Let $\alpha$ a root of $X^3+X^2+1 \in \mathbb{F}_2[X]$ and $K=\mathbb{F}_2(\alpha)$. Suppose $f$ is an irreducible polynomial in $K[X]$ of degree 4. Let $\beta$ be a root of $f$, and $L$ a splitting field of $f$ over $K$. What is the number of elements of $L$?
I would say, $f$ is irreducible, so $deg(\beta) = 4$. Is this claim correct?
If it is, $[L:K] = deg(\beta) = 4$, so $L$ has $8^4 = 4096$ elements? (since $K$ has 8 elements). Is this correct reasoning?
Furthermore, how many intermediate fields does the extension $L/K$ have?
I would say 2, a field with $8^2= 64$ elements and a field with $8^3 = 512$ elements. But this is intuitively and I don't know how to prove this?
$$\text{HINT}$$ Because of $g(x)=x^3+x^2+1\ne0$ for the only two elements of $\mathbb F_2$, the cubic $g$ is irreducible over $\mathbb F_2$ and, since $\alpha^3=\alpha^2+1$ (obviously$1=-1$ ), each element of $\mathbb F_2(\alpha)$ has the form $$x=a_0+a_1\alpha+a_2\alpha^2$$ It follows that $\mathbb F_2(\alpha)$ has $2\cdot2\cdot2=8$ elements (in general all finite extension of degree $n$ de $\mathbb F_p$ has $p^n$ elements).
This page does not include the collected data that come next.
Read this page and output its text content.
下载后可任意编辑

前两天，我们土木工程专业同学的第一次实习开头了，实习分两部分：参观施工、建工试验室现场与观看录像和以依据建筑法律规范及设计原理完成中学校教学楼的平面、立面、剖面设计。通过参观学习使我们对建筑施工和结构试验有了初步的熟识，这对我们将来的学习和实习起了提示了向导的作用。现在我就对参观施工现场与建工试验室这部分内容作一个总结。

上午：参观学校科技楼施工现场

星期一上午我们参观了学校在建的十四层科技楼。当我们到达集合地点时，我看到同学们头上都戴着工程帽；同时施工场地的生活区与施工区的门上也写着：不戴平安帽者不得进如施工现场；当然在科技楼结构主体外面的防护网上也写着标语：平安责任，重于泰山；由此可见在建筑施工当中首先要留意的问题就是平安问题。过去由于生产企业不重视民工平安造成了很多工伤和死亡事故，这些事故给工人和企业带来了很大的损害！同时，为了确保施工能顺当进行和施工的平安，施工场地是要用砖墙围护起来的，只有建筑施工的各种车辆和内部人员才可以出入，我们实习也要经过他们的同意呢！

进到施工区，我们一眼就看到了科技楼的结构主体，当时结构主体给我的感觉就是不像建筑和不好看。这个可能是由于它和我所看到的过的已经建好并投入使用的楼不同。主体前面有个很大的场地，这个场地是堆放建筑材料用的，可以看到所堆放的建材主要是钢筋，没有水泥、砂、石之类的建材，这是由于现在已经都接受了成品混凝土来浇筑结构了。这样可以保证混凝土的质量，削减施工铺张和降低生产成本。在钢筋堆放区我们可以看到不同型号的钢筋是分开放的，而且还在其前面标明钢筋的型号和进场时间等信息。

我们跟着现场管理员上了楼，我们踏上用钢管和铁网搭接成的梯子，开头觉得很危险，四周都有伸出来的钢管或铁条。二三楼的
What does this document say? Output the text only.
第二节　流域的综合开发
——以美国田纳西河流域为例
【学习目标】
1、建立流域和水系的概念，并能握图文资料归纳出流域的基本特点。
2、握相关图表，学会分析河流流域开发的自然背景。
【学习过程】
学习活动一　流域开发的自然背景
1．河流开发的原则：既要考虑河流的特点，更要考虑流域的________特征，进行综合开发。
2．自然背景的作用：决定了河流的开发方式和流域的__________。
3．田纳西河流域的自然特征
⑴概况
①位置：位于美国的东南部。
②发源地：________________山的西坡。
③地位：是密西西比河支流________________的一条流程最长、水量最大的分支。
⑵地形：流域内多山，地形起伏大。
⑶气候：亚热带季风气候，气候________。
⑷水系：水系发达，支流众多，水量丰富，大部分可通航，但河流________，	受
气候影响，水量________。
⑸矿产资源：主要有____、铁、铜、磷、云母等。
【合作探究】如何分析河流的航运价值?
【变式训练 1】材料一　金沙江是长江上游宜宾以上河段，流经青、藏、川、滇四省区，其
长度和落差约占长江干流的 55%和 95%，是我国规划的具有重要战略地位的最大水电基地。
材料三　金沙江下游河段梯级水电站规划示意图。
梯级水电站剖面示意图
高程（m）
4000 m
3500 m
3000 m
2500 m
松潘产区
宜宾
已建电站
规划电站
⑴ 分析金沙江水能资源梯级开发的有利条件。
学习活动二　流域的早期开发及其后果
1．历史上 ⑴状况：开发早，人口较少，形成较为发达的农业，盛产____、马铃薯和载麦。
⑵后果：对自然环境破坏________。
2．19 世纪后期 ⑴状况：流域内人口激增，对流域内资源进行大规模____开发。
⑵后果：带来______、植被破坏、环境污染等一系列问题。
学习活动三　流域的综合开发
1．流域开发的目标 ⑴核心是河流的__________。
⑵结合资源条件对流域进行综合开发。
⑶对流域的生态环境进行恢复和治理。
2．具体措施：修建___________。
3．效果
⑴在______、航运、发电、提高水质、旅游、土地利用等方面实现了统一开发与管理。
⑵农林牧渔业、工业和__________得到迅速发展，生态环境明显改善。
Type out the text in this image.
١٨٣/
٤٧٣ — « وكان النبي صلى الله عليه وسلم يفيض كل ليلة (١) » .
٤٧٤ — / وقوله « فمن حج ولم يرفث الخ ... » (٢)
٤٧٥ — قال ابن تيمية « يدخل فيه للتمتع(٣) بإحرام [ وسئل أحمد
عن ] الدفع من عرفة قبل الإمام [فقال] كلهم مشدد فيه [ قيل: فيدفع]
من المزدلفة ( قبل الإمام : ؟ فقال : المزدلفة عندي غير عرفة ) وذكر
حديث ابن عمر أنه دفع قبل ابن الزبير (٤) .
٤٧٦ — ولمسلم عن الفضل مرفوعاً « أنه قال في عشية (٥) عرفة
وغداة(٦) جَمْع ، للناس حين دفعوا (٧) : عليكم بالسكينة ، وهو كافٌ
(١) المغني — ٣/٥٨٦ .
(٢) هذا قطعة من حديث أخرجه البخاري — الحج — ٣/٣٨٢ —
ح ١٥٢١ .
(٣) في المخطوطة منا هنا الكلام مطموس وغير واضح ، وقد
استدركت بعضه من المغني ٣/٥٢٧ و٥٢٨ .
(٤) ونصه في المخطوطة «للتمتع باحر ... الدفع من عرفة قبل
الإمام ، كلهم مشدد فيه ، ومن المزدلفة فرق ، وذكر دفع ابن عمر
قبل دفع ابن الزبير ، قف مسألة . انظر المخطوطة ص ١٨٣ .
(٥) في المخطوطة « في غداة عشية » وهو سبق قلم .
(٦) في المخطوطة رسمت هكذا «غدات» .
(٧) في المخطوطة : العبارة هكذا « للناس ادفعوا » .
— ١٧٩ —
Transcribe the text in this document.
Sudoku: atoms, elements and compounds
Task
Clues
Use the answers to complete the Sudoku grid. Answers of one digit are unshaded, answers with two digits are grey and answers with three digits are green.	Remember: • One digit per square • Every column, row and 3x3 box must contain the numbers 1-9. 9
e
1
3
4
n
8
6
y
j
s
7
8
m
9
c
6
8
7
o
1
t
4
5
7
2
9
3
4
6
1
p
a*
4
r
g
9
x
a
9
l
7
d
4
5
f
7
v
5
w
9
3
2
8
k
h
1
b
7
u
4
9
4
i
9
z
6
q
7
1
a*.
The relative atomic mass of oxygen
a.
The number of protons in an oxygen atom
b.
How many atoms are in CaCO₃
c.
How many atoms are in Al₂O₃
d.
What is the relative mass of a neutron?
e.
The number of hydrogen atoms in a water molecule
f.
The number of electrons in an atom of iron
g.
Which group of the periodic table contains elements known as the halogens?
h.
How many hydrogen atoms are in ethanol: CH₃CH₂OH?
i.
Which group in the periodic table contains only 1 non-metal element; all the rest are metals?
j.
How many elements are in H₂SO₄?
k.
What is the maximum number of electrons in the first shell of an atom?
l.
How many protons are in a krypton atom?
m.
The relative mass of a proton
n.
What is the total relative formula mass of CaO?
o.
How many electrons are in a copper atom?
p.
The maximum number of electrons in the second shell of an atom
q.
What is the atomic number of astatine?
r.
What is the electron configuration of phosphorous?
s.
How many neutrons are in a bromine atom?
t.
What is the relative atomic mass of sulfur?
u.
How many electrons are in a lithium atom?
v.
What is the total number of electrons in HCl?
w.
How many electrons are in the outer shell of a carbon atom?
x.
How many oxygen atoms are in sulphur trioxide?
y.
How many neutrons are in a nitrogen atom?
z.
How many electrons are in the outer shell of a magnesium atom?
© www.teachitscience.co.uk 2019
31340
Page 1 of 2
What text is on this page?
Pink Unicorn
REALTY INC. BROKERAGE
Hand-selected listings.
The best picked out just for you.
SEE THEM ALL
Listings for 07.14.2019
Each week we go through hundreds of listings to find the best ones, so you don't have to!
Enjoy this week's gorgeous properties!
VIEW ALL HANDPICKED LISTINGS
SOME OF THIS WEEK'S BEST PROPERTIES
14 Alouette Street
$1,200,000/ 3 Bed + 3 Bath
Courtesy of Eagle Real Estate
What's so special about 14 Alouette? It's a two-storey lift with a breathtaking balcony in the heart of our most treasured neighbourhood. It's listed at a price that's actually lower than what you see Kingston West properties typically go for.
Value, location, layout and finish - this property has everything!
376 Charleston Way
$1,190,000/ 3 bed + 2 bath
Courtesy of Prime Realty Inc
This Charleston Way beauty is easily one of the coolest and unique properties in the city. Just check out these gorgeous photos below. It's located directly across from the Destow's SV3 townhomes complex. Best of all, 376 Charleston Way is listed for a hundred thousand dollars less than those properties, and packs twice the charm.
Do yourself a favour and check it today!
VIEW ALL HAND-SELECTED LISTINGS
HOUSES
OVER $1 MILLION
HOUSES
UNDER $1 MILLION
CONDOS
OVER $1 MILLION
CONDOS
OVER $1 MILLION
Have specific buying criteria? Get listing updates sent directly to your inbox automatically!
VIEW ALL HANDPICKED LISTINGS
Now you have $$f(x)=a_0+a_1x+a_2x^2+a_3x^4\space\text {with } f(\beta)\ne0$$ where each coefficient $a_i$ can take eight distinct values. Therefore the extension $K(\beta)$, like above, has $8\cdot8\cdot8\cdot8=2^{12}$ elements. This is not the end because $K(\beta)$ is not the required splitting field. Can you finish the answer guided by lines above?